沈恕見他擺出一副死硬到底的模樣,笑了笑說:“你在殺害每個死者之前,都曾長時間地跟蹤他們。我們早就考慮到這一點,於是花費了大量時間過濾了城市監控系統。在李韜光一案中,我們就發現了你裹得嚴嚴實實的身影,不過楚原今年多發霧霾天氣,街上行人大多戴著帽子和口罩,這使得你的裝束並不起眼,並未引起我們的懷疑,而且也未能認出你的真面目。到穆超群案時,我們的偵查員在監控錄影中再次發現了你的身影。感謝那天晴朗的天氣,我們清晰地辨認出你的帽子、口罩的顏色和款式,也辨認出你所穿的雙面夾克的品牌。你確實是個聰明人,甚至想到跟蹤別人時要隨時變換衣服的顏色以避免引起懷疑,這個專業的跟蹤技巧,你竟無師自通了。可是你沒想到的是,穆超群也很聰明,更重要的是他曾經被他的眾多前女友僱人跟蹤過,積累了較豐富的反跟蹤經驗。
“穆超群懷疑後面有人在跟蹤他,卻又不確定,就故意在超市門前丟下一張白紙。一般路人見到地上有一張廢紙,絕不會低頭去撿,而跟蹤他的人為了不錯過每一條資訊,就一定會去拾起那張白紙。所以你撿起白紙的動作其實是暴露了自己,而且穆超群對你的體貌特徵都比較熟悉,雖然你裹得嚴實,但他還是認出了你。第二天他到學校後就藉故和你吵架,其實是在發洩不滿,或者是想警告你。他一直以為你是他的某個女友僱來跟蹤他的,所以儘管氣惱卻並未往心裡去。當我們調查時,他還幫你隱瞞,在他看來,畢竟這是一件醜事,知道的人越少越好。如果當時他能向我們吐露真相,也許他就不會成為第三個被害人。”
沈恕繼續說:“在抓捕你之前,我們申請到了搜查令,在你家的衣櫥裡找到了你跟蹤被害人時穿的那件捷豹牌兩面夾克,而且在內層口袋裡找到了那張白紙,上面寫著一些奇怪的字,比如‘三女會合’‘三日一歸’‘何日相會’之類的話,你以為那是穆超群勾引女人的計劃,為了把握他的行蹤,你當時沒有把它立刻扔掉。其實,那只是穆超群抄寫的《孫子算經》中的一道數學遊戲題。這夾克衫和白紙,足以證明你就是跟蹤李韜光和穆超群的那個人。”
沈恕根據支離破碎的線索,把案情完整地串在一起,從頭至尾連貫時流暢,如親眼所見一般。郝嘉偉終於明白警方絕不是在虛張聲勢,而是已經勝券在握,抵賴和頑抗都是徒勞的,他長嘆一口氣,淚水潸潸而下。
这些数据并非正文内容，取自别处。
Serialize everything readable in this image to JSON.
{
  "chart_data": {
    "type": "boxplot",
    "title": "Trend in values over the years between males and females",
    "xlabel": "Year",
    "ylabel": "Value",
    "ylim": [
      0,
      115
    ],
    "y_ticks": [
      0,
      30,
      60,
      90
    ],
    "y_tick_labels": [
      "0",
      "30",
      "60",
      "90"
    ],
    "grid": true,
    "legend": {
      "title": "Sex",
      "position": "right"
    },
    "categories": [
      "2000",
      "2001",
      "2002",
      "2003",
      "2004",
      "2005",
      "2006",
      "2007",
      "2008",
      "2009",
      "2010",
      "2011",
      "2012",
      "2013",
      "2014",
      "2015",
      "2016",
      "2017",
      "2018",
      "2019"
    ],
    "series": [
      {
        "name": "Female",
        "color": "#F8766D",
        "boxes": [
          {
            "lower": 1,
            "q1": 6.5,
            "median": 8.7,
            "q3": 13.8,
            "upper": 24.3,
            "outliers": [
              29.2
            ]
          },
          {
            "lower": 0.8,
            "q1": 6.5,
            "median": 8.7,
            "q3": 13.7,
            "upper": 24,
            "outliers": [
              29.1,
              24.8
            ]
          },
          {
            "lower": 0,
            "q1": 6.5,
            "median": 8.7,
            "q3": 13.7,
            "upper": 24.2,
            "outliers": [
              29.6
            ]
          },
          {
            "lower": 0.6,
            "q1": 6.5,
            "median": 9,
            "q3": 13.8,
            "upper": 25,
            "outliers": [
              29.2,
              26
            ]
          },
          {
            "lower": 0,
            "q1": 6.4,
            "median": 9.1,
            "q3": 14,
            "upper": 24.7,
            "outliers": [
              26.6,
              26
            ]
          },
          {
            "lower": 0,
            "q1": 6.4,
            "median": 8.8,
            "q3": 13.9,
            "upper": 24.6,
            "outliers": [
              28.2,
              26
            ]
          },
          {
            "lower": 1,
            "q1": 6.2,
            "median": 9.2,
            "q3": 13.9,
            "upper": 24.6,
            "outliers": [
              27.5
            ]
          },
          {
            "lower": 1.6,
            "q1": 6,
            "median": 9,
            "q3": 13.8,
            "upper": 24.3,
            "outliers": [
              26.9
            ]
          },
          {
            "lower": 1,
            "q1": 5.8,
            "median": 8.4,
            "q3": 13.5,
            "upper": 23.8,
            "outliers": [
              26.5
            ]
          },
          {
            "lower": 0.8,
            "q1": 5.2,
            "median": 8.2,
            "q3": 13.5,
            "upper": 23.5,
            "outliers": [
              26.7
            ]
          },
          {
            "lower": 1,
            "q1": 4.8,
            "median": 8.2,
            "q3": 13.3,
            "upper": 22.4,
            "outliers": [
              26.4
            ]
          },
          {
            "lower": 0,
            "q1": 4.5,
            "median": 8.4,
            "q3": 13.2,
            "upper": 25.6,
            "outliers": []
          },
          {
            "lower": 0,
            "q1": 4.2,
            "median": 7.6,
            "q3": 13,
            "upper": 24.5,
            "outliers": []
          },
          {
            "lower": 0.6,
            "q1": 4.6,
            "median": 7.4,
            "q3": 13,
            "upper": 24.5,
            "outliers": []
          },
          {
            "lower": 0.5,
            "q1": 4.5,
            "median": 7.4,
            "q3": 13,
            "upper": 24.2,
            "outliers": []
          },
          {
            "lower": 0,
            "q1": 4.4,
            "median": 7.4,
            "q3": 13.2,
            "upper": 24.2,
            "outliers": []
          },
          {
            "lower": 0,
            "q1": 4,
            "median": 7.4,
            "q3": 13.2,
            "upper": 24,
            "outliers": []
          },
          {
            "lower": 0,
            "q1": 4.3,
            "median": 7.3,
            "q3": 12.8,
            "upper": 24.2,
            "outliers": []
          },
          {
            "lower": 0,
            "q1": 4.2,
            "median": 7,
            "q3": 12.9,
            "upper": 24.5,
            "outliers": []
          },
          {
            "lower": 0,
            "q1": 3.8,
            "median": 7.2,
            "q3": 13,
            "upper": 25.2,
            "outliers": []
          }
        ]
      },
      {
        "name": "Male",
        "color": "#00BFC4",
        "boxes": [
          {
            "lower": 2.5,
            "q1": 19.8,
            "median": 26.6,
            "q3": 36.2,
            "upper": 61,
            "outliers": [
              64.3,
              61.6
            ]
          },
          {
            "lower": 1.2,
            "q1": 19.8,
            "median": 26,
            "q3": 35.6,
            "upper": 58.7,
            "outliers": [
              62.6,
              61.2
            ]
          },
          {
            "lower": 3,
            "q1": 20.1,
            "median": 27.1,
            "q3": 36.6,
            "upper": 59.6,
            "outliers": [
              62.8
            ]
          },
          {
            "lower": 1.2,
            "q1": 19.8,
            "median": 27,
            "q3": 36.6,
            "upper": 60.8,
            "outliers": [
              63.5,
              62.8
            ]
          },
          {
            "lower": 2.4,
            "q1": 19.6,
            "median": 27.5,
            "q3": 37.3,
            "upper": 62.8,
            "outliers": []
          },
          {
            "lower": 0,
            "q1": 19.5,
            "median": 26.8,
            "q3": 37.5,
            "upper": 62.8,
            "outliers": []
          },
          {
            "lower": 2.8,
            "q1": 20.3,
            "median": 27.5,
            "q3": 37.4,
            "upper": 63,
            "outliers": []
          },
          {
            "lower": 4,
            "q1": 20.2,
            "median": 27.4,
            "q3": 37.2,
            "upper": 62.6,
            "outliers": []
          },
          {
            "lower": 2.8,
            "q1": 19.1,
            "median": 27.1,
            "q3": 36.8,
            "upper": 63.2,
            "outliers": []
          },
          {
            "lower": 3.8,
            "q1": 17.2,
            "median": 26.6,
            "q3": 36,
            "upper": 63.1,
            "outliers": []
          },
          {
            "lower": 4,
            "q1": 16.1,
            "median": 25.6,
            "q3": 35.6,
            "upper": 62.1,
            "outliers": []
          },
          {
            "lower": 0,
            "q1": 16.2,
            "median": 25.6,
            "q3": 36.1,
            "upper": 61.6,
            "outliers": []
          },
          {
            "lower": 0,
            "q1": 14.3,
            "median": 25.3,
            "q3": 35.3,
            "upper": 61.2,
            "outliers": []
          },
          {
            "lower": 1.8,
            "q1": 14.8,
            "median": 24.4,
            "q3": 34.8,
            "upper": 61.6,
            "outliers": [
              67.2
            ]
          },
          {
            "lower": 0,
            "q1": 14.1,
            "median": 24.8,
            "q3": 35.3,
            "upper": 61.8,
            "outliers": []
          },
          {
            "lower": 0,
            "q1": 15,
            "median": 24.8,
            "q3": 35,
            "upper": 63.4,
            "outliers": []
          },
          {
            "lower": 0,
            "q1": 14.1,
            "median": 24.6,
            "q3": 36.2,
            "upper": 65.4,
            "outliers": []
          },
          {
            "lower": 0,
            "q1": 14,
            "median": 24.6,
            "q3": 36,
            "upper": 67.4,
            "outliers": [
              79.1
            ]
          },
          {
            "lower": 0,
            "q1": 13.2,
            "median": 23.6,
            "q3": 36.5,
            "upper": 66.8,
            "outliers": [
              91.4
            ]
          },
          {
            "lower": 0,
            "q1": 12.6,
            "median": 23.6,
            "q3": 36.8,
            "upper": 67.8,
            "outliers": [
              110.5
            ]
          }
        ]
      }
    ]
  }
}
當天下午,偵查員們在郝嘉偉家裡的地磚下面掘出兇器——高壓電棍、舌鉗和一把散發著血腥味道的鋒利小刀。
兇器旁邊有一個裝滿不明液體的闊口玻璃瓶,裡面浸泡著三條人類的舌頭,依然鮮紅飽滿,斷口處刀痕宛在。瓶身上貼著一張血紅的標籤,用工楷寫著趙天祥、李韜光、穆超群三個死者的名字,下面用更大的字型寫道:“君子不輕諾,既諾之,則不悔。”